Ice’s headstone was silent. Rooster sat down beside Maverick and took a long drink from his own beer before he said, “He would be so mad at us.”
“He is mad at us,” Maverick corrected, contorting his expression into a scowl. Then, with his best impression of Ice before he lost his voice, he said, “You idiots both managed to get shot down, then attempted to outfly sixth-gen Russian fighters in a Tomcat? You’re both fuckin’ stupid.”
Rooster snorted into his beer as he shook his head. “That was a horrible impression of him. I think he’d be more mad about that than Siberia.”

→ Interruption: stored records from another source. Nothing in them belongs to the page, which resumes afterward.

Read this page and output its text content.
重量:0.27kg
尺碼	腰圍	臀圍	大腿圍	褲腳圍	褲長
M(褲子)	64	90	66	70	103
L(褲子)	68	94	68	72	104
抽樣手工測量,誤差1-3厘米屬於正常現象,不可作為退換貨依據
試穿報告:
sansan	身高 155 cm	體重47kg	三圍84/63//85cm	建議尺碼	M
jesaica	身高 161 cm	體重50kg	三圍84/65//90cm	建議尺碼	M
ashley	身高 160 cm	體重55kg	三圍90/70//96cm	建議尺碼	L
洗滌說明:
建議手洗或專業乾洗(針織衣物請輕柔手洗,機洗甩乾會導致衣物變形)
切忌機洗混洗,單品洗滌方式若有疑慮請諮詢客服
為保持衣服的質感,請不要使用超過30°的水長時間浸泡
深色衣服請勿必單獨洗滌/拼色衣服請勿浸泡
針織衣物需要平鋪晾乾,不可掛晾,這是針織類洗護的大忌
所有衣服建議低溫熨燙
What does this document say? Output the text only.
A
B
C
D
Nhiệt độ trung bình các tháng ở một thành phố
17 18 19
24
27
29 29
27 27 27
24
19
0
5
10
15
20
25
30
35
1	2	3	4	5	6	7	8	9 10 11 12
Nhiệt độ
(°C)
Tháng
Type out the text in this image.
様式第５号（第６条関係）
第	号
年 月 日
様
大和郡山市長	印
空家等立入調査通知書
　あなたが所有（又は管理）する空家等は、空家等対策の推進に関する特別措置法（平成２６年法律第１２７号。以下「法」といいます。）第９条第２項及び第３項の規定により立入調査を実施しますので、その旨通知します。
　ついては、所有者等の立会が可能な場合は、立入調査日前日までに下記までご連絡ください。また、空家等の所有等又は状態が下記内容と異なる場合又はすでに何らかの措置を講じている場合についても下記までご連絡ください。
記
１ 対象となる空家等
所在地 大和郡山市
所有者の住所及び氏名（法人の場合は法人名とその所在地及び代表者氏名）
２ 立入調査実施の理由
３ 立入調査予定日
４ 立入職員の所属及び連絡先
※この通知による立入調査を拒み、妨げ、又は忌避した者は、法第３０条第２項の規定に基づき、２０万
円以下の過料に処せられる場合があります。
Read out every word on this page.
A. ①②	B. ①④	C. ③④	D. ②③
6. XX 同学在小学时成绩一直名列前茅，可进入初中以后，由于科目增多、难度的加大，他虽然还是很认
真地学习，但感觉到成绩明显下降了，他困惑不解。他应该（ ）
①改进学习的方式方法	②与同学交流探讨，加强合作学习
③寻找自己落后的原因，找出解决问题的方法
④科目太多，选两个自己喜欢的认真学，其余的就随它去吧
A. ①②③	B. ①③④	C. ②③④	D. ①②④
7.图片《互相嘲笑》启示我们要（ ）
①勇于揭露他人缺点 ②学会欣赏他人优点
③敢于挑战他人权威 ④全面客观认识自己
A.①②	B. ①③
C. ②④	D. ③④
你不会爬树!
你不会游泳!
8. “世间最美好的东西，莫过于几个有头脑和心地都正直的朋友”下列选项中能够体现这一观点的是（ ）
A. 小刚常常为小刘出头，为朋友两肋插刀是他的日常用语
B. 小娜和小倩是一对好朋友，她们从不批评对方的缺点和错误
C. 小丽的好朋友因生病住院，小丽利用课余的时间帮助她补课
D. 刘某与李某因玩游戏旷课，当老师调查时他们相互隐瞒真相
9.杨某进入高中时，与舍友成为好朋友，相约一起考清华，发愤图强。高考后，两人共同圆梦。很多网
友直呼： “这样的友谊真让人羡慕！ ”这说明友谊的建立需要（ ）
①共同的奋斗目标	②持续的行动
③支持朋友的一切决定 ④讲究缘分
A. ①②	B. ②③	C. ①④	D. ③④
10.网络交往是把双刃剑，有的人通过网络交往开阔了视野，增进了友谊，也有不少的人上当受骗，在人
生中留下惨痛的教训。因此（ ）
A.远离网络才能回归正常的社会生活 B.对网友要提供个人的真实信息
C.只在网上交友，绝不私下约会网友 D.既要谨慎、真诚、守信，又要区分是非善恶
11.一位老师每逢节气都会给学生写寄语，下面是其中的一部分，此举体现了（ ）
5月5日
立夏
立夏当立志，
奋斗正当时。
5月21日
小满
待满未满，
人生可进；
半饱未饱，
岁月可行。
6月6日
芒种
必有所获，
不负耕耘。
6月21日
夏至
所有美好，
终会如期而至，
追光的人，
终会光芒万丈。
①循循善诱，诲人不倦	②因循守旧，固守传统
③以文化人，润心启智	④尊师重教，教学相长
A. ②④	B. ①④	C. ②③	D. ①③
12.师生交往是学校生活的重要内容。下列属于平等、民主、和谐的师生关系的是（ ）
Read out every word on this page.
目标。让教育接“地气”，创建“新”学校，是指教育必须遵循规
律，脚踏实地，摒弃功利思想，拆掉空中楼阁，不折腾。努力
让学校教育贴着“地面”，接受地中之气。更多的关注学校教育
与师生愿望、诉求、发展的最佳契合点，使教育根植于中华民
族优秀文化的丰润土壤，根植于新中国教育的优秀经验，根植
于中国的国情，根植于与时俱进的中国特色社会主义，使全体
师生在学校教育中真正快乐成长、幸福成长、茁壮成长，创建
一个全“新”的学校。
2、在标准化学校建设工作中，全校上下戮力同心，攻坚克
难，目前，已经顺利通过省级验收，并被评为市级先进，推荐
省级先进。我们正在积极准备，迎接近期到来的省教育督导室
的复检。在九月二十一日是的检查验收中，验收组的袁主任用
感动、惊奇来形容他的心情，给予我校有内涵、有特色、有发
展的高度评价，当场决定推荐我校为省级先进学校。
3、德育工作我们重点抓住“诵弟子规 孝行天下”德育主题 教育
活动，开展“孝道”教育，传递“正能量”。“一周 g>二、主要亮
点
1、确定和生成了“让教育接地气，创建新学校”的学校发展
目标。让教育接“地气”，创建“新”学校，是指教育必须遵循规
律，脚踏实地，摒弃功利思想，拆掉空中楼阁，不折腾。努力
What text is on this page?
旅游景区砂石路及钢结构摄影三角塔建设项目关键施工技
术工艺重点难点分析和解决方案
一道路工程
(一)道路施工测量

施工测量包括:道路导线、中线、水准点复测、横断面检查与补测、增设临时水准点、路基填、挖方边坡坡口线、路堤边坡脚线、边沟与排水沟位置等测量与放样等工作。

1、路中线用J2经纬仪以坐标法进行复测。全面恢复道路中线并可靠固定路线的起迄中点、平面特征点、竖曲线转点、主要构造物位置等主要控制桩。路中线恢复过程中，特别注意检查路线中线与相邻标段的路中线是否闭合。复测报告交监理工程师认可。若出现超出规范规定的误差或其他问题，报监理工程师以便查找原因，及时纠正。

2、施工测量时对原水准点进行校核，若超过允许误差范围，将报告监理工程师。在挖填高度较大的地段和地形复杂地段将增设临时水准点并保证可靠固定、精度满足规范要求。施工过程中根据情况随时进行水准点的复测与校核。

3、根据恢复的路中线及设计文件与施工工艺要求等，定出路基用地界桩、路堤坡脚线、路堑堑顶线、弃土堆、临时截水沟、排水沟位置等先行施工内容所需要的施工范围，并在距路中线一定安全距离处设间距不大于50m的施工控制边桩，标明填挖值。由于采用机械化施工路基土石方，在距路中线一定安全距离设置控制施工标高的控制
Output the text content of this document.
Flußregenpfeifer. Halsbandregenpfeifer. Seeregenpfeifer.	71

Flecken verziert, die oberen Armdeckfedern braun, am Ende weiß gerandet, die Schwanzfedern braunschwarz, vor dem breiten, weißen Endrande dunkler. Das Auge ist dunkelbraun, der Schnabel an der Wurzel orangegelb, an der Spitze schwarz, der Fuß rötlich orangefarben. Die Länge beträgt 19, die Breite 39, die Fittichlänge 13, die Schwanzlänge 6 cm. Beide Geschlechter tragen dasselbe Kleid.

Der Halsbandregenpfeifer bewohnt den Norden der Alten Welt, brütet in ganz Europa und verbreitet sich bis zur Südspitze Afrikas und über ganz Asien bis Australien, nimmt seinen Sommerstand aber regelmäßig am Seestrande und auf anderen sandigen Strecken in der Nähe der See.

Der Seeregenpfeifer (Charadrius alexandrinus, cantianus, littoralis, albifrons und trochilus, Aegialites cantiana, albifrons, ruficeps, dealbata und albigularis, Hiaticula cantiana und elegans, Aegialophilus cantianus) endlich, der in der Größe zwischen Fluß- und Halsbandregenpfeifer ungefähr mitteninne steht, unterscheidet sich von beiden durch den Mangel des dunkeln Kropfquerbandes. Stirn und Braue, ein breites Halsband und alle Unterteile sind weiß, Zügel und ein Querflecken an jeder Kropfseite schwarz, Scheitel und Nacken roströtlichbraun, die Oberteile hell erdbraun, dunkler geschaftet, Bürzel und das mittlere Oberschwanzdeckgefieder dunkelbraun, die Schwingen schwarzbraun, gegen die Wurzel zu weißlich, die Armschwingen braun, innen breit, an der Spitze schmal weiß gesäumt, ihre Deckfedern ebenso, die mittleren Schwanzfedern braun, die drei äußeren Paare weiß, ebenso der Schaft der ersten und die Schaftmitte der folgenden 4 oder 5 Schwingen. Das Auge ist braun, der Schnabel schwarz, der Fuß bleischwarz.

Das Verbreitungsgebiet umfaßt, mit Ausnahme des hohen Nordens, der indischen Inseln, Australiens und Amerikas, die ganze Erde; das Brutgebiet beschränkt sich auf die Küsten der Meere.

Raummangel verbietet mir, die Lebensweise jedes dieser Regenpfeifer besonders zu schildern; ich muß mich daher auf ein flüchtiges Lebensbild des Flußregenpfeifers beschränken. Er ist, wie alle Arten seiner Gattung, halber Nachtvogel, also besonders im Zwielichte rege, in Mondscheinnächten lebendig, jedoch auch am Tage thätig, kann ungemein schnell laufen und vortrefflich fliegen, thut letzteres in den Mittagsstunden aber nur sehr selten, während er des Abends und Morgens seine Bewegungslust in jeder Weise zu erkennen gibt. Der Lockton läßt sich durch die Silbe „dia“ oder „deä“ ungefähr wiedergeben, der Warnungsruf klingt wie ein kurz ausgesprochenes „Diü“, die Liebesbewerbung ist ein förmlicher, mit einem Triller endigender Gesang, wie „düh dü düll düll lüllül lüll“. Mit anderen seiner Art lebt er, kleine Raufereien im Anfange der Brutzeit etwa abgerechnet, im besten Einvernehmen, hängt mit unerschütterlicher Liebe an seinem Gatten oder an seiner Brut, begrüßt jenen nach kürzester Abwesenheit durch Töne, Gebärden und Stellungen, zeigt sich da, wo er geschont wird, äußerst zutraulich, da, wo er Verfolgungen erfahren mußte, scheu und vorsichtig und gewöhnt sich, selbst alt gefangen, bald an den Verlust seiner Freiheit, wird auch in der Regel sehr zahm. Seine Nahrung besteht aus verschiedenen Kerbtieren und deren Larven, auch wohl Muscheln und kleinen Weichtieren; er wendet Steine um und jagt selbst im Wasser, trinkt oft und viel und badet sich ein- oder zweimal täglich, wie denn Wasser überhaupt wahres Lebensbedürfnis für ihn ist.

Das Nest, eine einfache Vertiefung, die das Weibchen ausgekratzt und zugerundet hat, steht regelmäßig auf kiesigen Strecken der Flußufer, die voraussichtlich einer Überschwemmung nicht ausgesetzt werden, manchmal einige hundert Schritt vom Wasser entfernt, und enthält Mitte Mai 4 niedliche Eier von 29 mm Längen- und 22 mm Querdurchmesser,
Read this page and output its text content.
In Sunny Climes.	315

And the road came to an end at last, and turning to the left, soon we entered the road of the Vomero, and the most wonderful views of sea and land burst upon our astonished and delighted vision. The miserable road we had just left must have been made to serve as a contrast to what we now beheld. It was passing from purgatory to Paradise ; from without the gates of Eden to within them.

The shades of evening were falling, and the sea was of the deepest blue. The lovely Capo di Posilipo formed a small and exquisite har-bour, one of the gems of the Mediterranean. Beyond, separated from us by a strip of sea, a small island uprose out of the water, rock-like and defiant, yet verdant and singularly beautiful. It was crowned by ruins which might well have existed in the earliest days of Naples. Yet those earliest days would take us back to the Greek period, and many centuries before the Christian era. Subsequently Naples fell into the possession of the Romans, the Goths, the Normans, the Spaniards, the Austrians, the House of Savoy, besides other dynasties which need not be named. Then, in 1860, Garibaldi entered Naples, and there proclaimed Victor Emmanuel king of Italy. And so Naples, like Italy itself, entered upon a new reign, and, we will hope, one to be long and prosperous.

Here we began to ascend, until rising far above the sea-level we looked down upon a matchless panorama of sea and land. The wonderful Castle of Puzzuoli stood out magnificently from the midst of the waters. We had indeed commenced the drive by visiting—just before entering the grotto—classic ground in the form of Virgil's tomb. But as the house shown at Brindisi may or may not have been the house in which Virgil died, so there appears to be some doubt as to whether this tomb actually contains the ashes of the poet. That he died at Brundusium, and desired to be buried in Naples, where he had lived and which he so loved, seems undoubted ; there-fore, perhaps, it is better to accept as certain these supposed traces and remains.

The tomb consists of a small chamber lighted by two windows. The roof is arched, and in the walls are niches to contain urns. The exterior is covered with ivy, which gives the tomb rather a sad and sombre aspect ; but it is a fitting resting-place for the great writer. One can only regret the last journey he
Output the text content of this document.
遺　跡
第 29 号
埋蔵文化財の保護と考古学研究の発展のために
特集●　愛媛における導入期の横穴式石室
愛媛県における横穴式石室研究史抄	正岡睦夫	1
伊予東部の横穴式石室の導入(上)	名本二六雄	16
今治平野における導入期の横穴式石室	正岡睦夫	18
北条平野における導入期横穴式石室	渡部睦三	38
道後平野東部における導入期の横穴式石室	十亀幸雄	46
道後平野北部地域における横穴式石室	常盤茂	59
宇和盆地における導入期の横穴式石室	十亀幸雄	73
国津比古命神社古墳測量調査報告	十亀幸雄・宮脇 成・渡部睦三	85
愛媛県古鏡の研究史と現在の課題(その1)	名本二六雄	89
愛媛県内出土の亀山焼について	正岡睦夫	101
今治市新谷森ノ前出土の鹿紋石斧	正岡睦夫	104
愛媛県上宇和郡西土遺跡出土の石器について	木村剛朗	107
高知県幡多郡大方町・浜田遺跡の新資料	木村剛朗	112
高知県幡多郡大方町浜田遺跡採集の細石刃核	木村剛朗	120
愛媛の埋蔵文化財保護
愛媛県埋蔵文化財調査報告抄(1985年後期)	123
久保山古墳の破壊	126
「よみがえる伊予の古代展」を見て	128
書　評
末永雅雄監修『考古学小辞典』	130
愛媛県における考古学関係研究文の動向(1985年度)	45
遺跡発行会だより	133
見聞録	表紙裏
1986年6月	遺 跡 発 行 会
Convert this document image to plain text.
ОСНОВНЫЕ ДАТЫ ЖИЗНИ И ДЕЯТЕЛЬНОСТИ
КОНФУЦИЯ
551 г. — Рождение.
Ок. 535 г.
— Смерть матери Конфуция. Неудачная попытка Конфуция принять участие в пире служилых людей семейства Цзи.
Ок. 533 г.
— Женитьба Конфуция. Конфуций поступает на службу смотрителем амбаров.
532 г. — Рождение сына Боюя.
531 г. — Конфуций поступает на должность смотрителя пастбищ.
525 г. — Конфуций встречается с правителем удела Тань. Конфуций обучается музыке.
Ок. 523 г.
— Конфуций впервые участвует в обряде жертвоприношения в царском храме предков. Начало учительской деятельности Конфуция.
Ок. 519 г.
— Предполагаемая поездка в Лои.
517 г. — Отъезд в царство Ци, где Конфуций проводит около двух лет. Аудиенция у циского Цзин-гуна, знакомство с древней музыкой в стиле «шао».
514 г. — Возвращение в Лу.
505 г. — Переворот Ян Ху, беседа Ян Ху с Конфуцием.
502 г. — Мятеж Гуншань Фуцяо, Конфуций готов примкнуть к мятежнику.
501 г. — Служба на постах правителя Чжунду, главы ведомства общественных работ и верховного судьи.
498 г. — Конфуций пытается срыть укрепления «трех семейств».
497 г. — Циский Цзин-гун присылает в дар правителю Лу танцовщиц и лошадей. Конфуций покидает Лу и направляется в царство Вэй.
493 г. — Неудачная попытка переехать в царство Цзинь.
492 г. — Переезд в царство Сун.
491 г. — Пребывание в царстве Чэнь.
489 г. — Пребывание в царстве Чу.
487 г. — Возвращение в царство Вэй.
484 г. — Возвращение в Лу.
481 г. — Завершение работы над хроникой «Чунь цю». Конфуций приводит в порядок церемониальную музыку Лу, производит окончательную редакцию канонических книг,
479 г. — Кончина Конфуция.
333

“Nah,” Maverick disagreed, and for a while, they were both quiet. Maverick traced the years on Ice’s headstone with his eyes, wondering if he ever regretted giving the Navy his entire life. No retirement, no pension, no benefits. Just worked his way to the top and died. Didn’t even get a chance to enjoy it.
Finally, Maverick had an idea. “Why don’t you tell us about what’s going on between you and Seresin, huh? You got a crush on Hangman? ”
Rooster turned bright red and sputtered as Maverick grinned. You owe me twenty bucks, he told the headstone. He was sure Ice would understand. “I don’t like Jake! There is nothing going on there!”
Maverick tilted his head back and laughed, and for the first time in a long time (perhaps ever), he felt warm.